Lourd, lourd, lourd…
Comme la mise en scène de Martin Koolhoven (et la musique de son compatriote Tom Holkenborg, comme toujours), qui en rajoute des tonnes pour bien signifier qu’on est dans un western christique.
Avec une Dakota Fanning martyre, symbolisant toutes les femmes (pourtant, il y en d’autres identiques). Et un méchant de plus en plus grotesque, symbolisant le machisme triomphant et toutes ses excuses bidons pour justifier l’innommable (overdose de vilainie pour Guy Pearce, qui épuise tout son stock en une fois).
C’est du nihilisme cynique au final, trop étouffé, trop artificiel (le chapitrage, qui va à rebours), trop redondant (deux pendaisons à la suite mais sans rapport entre elles). Pas un geste artistique conscient, pas quand on y trouve des effets lorgnants surtout sur du Slasher simili fantastique – c’est à dire avec beaucoup de personnages plus idiots que innocents, voués à se faire tuer plus à cause de leurs très mauvais choix que parce-qu’ils seraient maudits…

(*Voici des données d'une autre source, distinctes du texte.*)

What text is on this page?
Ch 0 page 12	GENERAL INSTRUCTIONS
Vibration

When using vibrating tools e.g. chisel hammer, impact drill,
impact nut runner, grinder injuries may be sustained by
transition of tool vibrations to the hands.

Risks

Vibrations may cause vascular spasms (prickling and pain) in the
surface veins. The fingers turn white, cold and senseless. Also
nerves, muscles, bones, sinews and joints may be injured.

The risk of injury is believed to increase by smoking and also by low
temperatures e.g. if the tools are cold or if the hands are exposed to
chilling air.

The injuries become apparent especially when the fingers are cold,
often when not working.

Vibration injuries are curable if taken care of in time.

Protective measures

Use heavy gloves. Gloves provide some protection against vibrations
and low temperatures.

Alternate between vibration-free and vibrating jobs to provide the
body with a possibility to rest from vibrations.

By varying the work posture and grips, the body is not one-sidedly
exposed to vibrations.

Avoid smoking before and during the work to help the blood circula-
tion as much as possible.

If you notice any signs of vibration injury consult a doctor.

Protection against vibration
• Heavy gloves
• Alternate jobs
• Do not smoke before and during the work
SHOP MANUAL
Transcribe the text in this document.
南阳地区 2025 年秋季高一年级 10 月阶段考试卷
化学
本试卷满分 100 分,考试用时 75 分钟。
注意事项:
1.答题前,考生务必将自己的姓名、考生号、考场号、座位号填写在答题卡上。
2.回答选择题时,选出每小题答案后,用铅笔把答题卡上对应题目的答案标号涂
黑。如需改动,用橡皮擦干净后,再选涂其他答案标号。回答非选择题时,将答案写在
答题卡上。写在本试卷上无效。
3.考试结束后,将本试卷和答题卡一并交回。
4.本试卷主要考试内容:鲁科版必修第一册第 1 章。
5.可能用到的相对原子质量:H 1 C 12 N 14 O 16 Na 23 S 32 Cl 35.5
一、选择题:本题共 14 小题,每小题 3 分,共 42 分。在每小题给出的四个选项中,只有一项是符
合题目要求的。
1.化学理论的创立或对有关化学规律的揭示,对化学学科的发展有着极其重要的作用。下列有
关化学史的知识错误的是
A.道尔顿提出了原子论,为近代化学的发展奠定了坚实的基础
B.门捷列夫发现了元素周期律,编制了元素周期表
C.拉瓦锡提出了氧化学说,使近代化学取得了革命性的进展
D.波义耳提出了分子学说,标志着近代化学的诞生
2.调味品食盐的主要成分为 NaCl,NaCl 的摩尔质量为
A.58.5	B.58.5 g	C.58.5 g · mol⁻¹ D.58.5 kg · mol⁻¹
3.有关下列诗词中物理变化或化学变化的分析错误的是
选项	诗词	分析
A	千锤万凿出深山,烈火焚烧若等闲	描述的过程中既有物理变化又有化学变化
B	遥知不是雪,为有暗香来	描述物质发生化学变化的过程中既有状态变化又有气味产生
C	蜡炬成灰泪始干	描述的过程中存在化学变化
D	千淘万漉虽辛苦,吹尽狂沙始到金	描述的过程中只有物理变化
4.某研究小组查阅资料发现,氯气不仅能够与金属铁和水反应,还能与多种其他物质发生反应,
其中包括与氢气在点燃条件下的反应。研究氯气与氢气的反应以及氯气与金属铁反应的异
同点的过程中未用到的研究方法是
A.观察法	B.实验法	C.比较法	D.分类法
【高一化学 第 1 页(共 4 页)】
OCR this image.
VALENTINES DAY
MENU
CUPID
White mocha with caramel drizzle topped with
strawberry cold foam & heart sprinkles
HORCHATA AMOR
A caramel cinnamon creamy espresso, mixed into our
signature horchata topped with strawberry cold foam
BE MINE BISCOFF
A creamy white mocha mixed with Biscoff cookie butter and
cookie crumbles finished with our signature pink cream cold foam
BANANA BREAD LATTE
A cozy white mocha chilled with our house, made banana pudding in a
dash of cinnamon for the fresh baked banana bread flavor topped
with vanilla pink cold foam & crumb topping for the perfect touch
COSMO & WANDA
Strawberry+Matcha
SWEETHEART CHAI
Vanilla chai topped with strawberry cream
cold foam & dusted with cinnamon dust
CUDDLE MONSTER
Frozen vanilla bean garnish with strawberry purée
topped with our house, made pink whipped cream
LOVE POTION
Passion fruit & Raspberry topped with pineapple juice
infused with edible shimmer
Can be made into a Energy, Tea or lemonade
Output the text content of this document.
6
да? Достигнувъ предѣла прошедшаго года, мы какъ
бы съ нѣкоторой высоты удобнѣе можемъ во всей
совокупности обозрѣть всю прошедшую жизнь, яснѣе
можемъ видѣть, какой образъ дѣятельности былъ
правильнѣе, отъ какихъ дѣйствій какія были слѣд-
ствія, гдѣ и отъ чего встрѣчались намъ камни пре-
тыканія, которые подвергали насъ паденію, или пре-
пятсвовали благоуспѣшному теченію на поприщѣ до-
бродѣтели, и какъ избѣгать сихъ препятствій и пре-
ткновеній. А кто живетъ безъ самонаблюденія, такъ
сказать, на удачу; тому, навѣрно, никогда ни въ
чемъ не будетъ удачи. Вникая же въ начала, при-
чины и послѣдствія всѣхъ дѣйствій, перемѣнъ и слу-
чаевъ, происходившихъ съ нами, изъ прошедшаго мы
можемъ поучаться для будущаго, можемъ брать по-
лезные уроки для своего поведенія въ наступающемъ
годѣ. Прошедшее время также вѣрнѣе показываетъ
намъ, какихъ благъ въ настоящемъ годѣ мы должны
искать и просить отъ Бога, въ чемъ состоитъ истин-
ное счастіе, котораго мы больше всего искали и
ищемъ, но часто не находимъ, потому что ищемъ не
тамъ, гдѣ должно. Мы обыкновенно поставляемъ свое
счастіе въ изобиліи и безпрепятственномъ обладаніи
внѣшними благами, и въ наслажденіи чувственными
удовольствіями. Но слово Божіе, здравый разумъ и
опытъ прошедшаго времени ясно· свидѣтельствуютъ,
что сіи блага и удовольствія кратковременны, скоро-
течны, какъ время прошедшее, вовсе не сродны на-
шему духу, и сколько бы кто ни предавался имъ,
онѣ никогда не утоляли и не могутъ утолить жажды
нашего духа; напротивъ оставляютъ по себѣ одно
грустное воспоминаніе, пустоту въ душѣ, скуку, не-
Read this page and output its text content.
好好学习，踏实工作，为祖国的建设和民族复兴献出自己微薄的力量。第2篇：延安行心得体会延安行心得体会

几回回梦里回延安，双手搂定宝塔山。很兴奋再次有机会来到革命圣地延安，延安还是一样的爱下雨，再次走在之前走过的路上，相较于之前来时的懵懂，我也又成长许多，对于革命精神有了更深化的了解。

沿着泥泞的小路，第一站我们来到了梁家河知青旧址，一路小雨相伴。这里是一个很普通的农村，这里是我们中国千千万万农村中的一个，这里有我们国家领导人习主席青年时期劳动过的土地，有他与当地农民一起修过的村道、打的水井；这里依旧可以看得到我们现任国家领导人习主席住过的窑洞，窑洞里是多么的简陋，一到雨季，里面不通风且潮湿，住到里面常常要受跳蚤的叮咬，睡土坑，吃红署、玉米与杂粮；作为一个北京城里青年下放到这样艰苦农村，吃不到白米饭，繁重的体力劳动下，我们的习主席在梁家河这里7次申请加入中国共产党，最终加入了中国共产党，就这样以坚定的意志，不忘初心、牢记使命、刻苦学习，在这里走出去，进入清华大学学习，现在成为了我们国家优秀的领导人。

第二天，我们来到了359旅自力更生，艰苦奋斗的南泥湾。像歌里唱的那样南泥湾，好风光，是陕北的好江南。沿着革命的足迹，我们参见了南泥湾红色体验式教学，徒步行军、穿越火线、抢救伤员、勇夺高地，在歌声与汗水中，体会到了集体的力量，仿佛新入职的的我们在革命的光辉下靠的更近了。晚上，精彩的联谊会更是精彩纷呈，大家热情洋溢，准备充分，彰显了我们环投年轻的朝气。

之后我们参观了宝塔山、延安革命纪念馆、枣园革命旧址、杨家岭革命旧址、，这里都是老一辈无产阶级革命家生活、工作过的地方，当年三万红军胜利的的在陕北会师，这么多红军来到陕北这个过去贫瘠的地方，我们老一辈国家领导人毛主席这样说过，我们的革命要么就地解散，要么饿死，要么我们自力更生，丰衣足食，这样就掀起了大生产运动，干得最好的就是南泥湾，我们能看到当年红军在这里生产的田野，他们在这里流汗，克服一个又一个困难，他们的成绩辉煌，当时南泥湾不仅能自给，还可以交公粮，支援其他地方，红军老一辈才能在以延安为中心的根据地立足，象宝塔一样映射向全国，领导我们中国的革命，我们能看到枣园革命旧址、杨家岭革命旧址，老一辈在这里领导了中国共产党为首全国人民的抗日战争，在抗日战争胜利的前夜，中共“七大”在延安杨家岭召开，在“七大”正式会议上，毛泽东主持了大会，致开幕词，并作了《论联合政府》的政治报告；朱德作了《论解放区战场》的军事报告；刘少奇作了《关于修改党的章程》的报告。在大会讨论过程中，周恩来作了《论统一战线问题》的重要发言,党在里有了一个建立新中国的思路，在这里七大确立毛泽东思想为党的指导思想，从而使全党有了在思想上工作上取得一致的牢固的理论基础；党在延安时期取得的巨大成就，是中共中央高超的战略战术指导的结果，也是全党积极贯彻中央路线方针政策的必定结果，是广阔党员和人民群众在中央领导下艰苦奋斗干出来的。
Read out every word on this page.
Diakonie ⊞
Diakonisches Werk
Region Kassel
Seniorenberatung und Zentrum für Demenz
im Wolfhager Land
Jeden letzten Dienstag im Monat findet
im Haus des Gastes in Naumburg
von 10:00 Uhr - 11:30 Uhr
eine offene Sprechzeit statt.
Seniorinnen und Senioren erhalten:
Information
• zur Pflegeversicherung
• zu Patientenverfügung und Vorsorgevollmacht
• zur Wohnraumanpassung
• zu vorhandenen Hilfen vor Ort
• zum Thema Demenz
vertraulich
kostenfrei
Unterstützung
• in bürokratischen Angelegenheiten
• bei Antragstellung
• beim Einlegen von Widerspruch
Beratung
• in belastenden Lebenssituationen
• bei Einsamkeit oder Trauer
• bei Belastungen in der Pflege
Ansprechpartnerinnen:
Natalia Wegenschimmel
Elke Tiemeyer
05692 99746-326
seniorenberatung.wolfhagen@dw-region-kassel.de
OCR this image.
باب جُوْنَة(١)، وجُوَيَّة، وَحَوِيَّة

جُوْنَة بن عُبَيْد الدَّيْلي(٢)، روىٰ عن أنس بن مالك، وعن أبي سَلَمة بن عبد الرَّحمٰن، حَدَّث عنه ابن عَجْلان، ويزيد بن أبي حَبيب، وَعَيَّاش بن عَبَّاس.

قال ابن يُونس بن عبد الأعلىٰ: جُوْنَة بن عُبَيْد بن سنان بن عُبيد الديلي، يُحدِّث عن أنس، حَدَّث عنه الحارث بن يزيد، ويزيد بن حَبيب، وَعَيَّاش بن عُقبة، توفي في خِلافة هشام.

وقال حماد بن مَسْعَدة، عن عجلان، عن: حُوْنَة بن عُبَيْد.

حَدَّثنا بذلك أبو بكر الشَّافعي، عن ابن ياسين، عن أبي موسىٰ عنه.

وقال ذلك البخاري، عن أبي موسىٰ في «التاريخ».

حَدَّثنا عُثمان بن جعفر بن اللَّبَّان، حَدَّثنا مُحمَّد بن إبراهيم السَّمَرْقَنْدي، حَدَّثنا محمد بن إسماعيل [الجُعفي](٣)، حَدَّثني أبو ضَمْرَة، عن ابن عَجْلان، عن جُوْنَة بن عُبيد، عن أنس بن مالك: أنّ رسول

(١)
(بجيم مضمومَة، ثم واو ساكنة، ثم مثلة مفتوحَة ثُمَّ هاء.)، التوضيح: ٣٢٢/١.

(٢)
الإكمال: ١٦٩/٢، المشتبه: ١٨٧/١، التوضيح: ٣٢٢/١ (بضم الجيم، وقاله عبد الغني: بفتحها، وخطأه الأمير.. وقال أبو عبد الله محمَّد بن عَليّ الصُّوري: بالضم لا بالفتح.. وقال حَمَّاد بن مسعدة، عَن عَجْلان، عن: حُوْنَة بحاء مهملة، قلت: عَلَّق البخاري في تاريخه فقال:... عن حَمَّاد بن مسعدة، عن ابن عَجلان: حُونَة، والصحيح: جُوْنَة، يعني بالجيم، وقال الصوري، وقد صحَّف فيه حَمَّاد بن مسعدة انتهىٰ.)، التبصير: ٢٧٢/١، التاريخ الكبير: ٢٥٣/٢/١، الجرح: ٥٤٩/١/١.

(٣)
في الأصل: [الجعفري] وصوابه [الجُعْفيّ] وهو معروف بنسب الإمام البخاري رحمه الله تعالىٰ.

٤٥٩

Sauf que ça n’est pas cathartique comme dans un film d’horreur, c’était sensé nous émouvoir en nous faisant témoigner d’injustices répétées, de scènes rudes sur des femmes, des enfants, des gens gentils etc… – pesant, qu’on vous répète.
Pour ça, il aurait fallu plus de moments de grâce au milieu, pour compenser et paradoxalement pour faire ressortir la noirceur, et empêcher que le côté malaisant ne passe pas pour du sensationnalisme.
Et il aurait fallu éviter des situations faisant croire à la promesse d’une revanche, laquelle ne cesse de se dérober pendant 2 heures 10 – « tout va mal mais les méchants vont le payer ? non, juste après, c’est pire !! »
Bref, peut-être s’il y avait plutôt eu un Mel Gibson aux manettes… pas celui de « La Passion du Christ », mais celui dont la boîte Icon Productions avait produit 10 ans avant un surprenant western du même genre, « Seraphim Falls ».
Qu’on conseillera 100 fois plutôt qu’une.

Dan

Magnifique film Dakota actrice avec un grand talent. Un grand bravo à ce film. Ouf je suis encore bouleversé.

jango56700

C’est un super film !! bien réalisé, la suprise de l’année dernière

corleone

Dakota Fanning, sans doute la meilleure actrice de sa génération. Son jeu a toutes les caracteristiques de La Methode Actor’s Studio. Je la suis depuis Sam je suis Sam et elle ne m’a jamais déçu dans ses choix et prestations spectaculaires. Je verrais ce film parceque j’aime le western, Guy Pearce et surtout surtout cette actrice impeccable.

JK

Le film est superbement photographié.
Pour ce qui est de l’intrigue, j’ai trouvé qu’il faisait une bonne demi-heure de trop, qu’il est finalement assez répétitif, et que le personnage de Guy Pearce, au début original et habité, en vient vite à sombrer dans le grand-guignol en manquant totalement de subtilité. C’est dommage.
Le film n’est pas inintéressant mais son côté lourdement démonstratif n’en fait pas un chef d’oeuvre du genre.
Après, le réalisateur tenait sans doute à rendre son film oppressant…

Puech

Idem. Je n’en attendais rien… faut avouer que votre critique donne envie. A voir.

La Rédaction

@VPN
Le film étant radicalement dénué d’humour…

VPN

Le film sortira chez nous le 05 avril prochain et, pour fêter ça, on a donc droit à une nouvelle bande-annonce, plutôt courte, mais qui résume assez bien l’état d’esprit du projet et ce qui pourrait être sa plus grande faiblesse. En effet, entre deux plans impressionnants et indicateurs d’un ton gentiment dark, le trailer ne peut s’empêcher de se vautrer dans la vanne foireuse et les clins d’oeil un peu opportunistes. Evidemment, il faudra attendre de voir le film pour savoir si cela est bien équilibré ou non, mais quoi qu’il en soit, ce trailer nous rappelle que la vieille série n’est jamais très loin.

Lolo Pecho

Bravo EL. Vous êtes les rares a vous intéresser à des perles qui passent sous le radar des médias même si je ne m’attends pas à un miracle au box-office à cause de nos amis les exploitants de salles.

Copeau2

Ho crotte, dire que pas plus tard que hier, après avoir critiqué abusivement un titre d’un article, je me sentais tout vilain dans mon petit coeur….voilà que nos gars préférés de LaRédaction décide de nous pondre un sacré putain de titre racoleur. Alors là, chapeau bas, ce titre est particulièrement vicelard !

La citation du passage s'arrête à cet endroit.